In past years, supercapacitors have emerged as high-performance energy storage devices for long operating lifetimes and high power densities. And gel electrolyte is the key technical material. An ideal gel electrolyte usually requires a combination of advantages of high ion migration rate, reasonable mechanical strength and robust water retention ability at the solid state. However, there are still difficulties in constructing ordered ion channels and the inner electrochemical mechanism remains to be explored.
Breakthrough was made by Prof. XIE Yi’s group of the University of Science and Technology of China, in cooperation with adjunct Prof. LIU Guangming’s team of the Chemistry Department. They fabricated a zwitterionic gel electrolyte that successfully brings the synergic advantages of robust water retention ability and ion migration channels, manifesting in superior electrochemical performance.
Prof. Wu and his research team obtained graphene from the chemical reduction of graphene oxides and used it to fabricate working electrodes. Then they coated PPDP/LiCl gel electrolyte on the parallel region filling the channel between two working electrodes. After the gel electrolyte became solid state, the graphene-based solid-state supercapacitor was fabricated and ready for electrochemical tests. Researchers also repeated the experiment under exactly the same situation with PPDP replaced by polyvinyl alcohol (PVA), so that the electrochemical behavior between PVA and PPDP gel electrolytes can be compared fairly.

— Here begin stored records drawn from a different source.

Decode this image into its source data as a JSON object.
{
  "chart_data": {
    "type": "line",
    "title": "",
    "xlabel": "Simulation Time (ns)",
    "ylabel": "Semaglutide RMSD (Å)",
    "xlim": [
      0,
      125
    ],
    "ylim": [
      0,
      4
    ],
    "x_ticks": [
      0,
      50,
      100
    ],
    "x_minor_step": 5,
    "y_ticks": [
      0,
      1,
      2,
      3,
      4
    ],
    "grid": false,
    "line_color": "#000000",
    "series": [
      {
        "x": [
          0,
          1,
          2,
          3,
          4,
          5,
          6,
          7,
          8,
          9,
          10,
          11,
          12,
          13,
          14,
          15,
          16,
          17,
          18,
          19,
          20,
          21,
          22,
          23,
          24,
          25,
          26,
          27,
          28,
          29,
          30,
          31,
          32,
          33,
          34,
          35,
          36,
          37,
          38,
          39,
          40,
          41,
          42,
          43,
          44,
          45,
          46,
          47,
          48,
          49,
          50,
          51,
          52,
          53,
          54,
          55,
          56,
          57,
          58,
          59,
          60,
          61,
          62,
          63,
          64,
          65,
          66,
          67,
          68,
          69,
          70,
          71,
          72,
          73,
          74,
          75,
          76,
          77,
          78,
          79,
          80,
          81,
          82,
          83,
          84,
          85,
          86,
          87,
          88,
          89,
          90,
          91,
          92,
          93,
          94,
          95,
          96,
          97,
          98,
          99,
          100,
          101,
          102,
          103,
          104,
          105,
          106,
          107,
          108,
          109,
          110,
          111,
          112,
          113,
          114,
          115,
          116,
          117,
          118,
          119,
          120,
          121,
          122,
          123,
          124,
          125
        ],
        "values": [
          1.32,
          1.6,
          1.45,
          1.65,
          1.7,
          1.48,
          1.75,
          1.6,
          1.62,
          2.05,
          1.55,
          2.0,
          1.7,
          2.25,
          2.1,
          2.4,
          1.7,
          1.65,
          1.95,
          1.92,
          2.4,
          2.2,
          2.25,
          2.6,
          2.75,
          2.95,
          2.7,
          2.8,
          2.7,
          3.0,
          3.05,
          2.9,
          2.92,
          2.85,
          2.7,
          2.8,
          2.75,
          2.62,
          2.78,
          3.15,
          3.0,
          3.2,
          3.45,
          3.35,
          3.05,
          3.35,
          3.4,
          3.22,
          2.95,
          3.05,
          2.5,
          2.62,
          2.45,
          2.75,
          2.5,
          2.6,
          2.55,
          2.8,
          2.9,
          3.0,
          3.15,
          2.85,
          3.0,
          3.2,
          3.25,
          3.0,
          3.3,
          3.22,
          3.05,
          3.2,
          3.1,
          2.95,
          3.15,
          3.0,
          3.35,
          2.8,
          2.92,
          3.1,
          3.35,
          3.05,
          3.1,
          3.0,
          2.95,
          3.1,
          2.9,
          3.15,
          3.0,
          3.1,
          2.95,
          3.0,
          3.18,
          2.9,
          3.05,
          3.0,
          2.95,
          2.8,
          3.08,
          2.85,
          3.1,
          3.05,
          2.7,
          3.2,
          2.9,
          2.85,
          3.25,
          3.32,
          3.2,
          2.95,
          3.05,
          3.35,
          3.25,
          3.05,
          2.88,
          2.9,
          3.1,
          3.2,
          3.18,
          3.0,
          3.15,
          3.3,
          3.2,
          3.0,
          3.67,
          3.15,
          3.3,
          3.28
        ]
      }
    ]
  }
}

The zwitterionic nature of PPDP not only offers this gel electrolyte robust water retention ability at the solid-state through a combination of about eight water molecules around the charged groups but also brings ion migration channels to the electrolyte ions, leading to better electrochemical performance.Results indicates that when applying PPDP as a gel electrolyte, the as-fabricated graphene-based solid-state supercapacitor reaches a volume capacitance of 300.8 F cm−3 at 0.8 A cm−3, with a rate capacity of only 14.9% capacitance loss when the current density increases from 0.8 to 20 A cm−3, recording the best value among the previously reported graphene-based solid-state supercapacitors. It was anticipated that zwitterionic gel electrolyte will be a promising gel electrolyte for the next generation of solid-state supercapacitors.